Pourquoi nous devons voter Mélenchon au premier tour
Bien sûr, on me dira qu’il y a, donc, plusieurs candidats censés figurer la gauche et que nous pouvons peut-être voter pour un autre candidat que lui. Mais il faut essayer d’être lucides, de ne pas écouter le son de la flûte mais la voix de la raison. La candidate du P.S. n’est pas parvenue à imposer sa personnalité à gauche. D’abord, cela tient à elle et à son discours, mal présenté, manquant de précision, et, surtout, de réalisme. Ensuite, cela tient au déclin inexorable du P.S., qui n’a pas su retrouver la force qui avait été la sienne en 1981. Le signe qui aurait dû nous alerter sur le déclin du P.S. avait été l’absence de L. Jospin au deuxième tour de l’élection de 2002, qui avait laissé l’élection se jouer entre J. Chirac et J.-M. Le Pen. Un deuxième symptôme de ce déclin avait été l’échec de M. Aubry en 2012 : si elle avait été candidate à la place de F. Hollande, peut-être le P.S. aurait-il pu retrouver le pouvoir. Mais, si F. Hollande avait été désigné comme le candidat, sans doute cela signifiait-il que le P.S. était déjà incapable de retrouver sa force. Je ne parlerai pas de la candidature de Y. Jadot, qui n’est pas un candidat de gauche : si S. Rousseau, qui était une candidate écologiste de gauche, a échoué, c’est que les Verts ne sont plus un parti de gauche.
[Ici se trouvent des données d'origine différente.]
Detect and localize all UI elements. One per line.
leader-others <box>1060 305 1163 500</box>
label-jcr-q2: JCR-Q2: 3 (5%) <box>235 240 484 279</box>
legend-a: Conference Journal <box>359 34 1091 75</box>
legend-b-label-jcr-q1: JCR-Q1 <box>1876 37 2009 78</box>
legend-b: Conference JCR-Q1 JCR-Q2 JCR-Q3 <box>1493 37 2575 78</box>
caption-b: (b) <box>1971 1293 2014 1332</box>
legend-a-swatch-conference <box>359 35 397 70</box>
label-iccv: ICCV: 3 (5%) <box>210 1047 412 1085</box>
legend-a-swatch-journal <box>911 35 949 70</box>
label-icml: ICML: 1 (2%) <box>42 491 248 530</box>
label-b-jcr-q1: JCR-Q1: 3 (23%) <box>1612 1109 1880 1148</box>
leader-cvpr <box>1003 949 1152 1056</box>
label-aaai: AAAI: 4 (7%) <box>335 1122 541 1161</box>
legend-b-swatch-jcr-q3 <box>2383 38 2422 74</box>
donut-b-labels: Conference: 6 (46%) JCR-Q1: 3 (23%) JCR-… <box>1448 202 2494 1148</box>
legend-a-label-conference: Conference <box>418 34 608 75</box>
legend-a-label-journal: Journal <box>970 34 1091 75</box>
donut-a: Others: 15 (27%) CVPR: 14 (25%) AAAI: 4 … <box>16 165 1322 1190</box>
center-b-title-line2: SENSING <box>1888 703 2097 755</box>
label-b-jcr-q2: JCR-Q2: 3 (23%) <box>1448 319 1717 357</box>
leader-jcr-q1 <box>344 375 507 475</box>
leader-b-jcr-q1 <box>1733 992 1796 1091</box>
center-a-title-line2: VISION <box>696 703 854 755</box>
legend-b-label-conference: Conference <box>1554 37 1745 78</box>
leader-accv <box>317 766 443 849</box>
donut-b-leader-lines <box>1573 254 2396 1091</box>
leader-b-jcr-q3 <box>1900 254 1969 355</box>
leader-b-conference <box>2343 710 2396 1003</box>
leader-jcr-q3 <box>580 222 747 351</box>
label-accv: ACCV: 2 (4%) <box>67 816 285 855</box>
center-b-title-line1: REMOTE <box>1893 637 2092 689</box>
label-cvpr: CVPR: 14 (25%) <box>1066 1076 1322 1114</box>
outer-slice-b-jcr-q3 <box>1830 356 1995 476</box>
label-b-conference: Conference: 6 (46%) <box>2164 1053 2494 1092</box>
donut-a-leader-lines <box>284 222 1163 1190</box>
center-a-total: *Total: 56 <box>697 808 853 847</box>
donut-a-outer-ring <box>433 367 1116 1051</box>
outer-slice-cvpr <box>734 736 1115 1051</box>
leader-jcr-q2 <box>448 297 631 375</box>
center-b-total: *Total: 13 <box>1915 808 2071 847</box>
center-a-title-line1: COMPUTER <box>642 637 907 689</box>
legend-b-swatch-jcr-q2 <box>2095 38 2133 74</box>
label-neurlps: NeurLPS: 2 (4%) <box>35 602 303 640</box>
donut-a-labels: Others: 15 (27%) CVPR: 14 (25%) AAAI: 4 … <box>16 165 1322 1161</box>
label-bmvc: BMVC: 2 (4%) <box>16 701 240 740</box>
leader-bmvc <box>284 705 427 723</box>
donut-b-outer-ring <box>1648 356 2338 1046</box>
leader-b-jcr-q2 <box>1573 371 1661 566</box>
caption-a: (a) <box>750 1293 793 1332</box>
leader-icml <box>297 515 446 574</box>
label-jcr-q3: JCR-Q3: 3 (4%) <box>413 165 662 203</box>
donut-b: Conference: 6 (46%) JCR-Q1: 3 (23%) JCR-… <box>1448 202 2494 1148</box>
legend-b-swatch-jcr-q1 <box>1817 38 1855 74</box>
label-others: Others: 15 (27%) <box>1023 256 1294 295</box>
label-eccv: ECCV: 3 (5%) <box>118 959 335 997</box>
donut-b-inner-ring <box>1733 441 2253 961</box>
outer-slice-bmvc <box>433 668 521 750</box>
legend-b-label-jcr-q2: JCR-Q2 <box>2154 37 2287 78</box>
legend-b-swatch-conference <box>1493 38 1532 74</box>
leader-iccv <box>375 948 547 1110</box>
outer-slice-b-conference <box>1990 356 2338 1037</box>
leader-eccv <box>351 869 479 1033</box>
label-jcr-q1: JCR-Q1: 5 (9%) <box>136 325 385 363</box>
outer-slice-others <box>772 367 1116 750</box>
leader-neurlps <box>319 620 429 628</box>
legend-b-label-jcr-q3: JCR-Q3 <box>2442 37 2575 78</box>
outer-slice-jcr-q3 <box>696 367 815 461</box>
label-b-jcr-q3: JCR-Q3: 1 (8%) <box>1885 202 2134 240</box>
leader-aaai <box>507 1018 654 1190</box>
Quant au P.C.F., F. Roussel ne s’est pas vraiment imposé au-delà du parti, et, surtout, le parti communiste n’est pas en mesure de représenter une candidature unique de la gauche en raison de l’histoire et des tensions, des désaccords qui le séparent des autres partis. En réalité, J.-L. Mélenchon est le seul candidat de gauche en mesure de l’emporter, pour la même raison que le président sortant l’est à droite : notre vie politique cherche des identités nouvelles, les identités politiques d’avant, comme le P.S. ou le P.C.F. à gauche et les Républicains à droite, ne sont plus en mesure de gouverner notre pays. Si l’on veut éviter, par ailleurs, le naufrage d’une abstention massive, le candidat de la gauche doit répondre aux exigences et aux projets de notre temps. C’est ce que nous ne pouvons attendre que de J.-L. Mélenchon.